Aumentar a transparência dos contratos é bem mais eficiente. Os acordos entre empresas e governos precisam ter regras claras e ser amplamente divulgados. Também é importante contar com o parlamento como órgão de fiscalização.
EXAME – O Brasil aprovou uma lei anticorrupção semelhante à americana — a que, em 2009, levou a empreiteira Halliburton a pagar 560 milhões de dólares num acordo judicial para evitar um processo por corrupção. O que podemos esperar?
Charles Kenny – Não dá para dizer que uma lei, por si só, vá diminuir a corrupção. Mas pode acontecer no Brasil, como ocorreu nos Estados Unidos, um aumento no número de casos descobertos. A legislação americana incentiva as empresas a tomar a iniciativa de relatar os casos e buscar acordos. Mas, se existirem punições severas e a lei for cumprida, é de esperar uma queda nos casos.
EXAME – Como foi sua atuação pelo Banco Mundial no combate à corrupção no Oriente Médio e na África?
Charles Kenny – No Oriente Médio, os governos favoreciam os “amigos”. Em vez de propinas, as empresas ofereciam favores a amigos e parentes de quem detinham o poder. O que fizemos foi propor medidas para aumentar o nível de competição entre as empresas, de modo a diminuir a força desses favores.

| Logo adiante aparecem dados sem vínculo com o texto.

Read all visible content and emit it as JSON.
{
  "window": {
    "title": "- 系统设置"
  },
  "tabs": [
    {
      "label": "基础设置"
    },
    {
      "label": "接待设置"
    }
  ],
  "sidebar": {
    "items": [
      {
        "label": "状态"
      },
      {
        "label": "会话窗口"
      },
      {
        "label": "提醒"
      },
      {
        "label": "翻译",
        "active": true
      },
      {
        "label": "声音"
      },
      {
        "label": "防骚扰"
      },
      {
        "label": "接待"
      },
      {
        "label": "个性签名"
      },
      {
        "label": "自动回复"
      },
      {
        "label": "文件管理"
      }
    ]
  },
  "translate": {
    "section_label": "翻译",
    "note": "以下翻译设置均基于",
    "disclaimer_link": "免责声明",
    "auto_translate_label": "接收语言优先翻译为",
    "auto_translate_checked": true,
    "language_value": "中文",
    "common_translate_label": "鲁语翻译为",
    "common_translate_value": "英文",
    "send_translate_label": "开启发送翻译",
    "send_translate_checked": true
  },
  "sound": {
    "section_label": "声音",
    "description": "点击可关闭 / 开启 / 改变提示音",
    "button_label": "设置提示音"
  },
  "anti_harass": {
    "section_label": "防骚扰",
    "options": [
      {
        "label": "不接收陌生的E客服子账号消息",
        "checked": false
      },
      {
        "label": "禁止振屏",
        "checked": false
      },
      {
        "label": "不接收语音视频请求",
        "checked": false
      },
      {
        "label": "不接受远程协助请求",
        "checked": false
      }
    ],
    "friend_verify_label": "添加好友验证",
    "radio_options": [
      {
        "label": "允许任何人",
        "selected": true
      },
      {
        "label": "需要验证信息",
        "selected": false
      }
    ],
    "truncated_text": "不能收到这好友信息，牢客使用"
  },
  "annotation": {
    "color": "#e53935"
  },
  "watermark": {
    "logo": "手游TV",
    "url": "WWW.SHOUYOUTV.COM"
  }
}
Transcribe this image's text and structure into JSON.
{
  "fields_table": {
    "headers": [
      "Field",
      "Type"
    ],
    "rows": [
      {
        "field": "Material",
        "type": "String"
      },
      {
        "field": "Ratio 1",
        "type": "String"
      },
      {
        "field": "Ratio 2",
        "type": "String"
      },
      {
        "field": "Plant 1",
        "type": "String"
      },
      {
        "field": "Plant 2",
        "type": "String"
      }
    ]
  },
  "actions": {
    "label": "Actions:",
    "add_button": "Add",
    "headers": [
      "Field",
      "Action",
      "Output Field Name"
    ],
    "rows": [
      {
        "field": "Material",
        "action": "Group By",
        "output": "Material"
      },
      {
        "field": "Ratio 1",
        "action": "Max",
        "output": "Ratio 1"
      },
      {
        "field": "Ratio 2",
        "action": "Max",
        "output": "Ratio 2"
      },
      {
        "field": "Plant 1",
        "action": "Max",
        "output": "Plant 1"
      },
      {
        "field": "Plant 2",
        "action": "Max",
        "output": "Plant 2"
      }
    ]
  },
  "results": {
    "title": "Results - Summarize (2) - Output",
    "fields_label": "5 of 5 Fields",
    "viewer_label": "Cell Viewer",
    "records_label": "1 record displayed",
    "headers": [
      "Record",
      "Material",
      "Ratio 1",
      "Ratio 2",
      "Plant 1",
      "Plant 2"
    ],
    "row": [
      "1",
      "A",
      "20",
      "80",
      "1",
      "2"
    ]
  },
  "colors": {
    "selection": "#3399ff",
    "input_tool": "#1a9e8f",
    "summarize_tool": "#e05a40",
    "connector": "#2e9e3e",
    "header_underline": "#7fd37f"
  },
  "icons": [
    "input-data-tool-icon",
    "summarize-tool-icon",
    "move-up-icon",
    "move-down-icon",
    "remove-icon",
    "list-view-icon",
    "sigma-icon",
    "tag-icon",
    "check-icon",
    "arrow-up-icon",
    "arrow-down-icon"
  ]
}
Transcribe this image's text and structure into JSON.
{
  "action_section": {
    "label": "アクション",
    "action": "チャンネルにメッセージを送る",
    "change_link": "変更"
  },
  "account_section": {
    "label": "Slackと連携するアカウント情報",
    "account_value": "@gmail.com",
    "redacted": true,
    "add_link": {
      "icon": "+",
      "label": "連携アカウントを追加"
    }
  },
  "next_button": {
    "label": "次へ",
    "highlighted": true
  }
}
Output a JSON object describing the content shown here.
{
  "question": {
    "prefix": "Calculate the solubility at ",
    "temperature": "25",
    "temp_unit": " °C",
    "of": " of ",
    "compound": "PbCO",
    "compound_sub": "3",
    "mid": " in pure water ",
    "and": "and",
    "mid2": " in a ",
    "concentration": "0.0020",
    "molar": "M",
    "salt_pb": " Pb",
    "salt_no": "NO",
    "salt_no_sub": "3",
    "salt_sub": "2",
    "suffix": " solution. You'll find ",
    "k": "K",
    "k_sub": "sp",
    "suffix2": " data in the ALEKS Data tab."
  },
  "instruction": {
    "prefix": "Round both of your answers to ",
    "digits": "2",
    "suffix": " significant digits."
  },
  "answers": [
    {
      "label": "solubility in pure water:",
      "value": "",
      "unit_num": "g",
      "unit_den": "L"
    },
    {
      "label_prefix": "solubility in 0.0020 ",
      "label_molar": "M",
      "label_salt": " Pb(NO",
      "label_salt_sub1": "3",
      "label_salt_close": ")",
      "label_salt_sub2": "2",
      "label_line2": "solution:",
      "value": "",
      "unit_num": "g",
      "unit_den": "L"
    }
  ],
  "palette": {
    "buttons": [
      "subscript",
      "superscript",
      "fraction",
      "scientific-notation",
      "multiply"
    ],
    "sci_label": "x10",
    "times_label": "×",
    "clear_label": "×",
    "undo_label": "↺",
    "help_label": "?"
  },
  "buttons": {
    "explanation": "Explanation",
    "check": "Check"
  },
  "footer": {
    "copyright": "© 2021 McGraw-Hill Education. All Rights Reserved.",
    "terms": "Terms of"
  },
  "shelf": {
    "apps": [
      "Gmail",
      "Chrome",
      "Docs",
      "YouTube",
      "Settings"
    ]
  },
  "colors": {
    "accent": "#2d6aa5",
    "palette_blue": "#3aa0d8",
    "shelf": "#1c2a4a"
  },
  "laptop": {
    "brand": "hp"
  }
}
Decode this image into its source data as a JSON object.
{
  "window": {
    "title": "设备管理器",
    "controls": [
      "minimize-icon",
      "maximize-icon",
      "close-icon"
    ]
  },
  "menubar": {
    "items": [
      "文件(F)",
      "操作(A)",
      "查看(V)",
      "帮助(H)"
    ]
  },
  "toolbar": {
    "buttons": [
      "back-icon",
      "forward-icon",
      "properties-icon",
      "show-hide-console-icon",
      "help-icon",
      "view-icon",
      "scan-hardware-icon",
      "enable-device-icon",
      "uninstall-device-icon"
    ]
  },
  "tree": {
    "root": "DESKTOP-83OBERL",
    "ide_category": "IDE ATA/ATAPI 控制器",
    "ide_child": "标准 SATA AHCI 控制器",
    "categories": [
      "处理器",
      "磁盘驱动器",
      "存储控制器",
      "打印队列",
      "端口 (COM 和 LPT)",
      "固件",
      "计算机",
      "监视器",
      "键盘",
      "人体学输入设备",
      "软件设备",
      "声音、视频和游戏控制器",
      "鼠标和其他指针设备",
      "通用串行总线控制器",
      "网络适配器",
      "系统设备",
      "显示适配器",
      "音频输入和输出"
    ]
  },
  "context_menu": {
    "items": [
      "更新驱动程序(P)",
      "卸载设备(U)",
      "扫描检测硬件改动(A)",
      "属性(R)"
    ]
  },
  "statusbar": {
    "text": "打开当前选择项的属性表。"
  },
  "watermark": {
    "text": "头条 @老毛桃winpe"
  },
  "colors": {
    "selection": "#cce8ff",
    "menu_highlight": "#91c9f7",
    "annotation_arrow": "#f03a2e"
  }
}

Na África, as propinas eram mais comuns. E nosso trabalho em países como Etiópia, Quênia e Tanzânia era criar formas de aumentar a transparência.
EXAME – Que país pode servir de bom exemplo para o Brasil?
Charles Kenny – Reduzir a corrupção — e não apenas aumentar o número de casos descobertos — depende de uma série de reformas institucionais que tornem os contratos públicos mais transparentes e façam o funcionamento do Estado ser mais simples, ou seja, com menor número de regras.
Nesse sentido, a Geórgia é um bom exemplo. Atualmente, todos os contratos do governo georgiano com empresas são publicados na internet. E houve aumento da eficiência do Estado. Aos poucos a imagem do país vem mudando aos olhos dos investidores.
Isso aparece nos rankings de competitividade do Fórum Econômico Mundial. De 2011 para cá, a Geórgia evoluiu da 42a para a 23a posição no item corrupção.
EXAME – A Petrobras anunciou a criação de uma diretoria de compliance como resposta ao escândalo causado pela prisão de executivos da companhia e de empreiteiras. Esse tipo de medida funciona?
Charles Kenny – Não. A criação de uma diretoria como essa não faz a menor diferença se não vier acompanhada de mudanças institucionais que aumentem o controle da sociedade sobre os contratos firmados pelo governo e pelas estatais com as empresas privadas.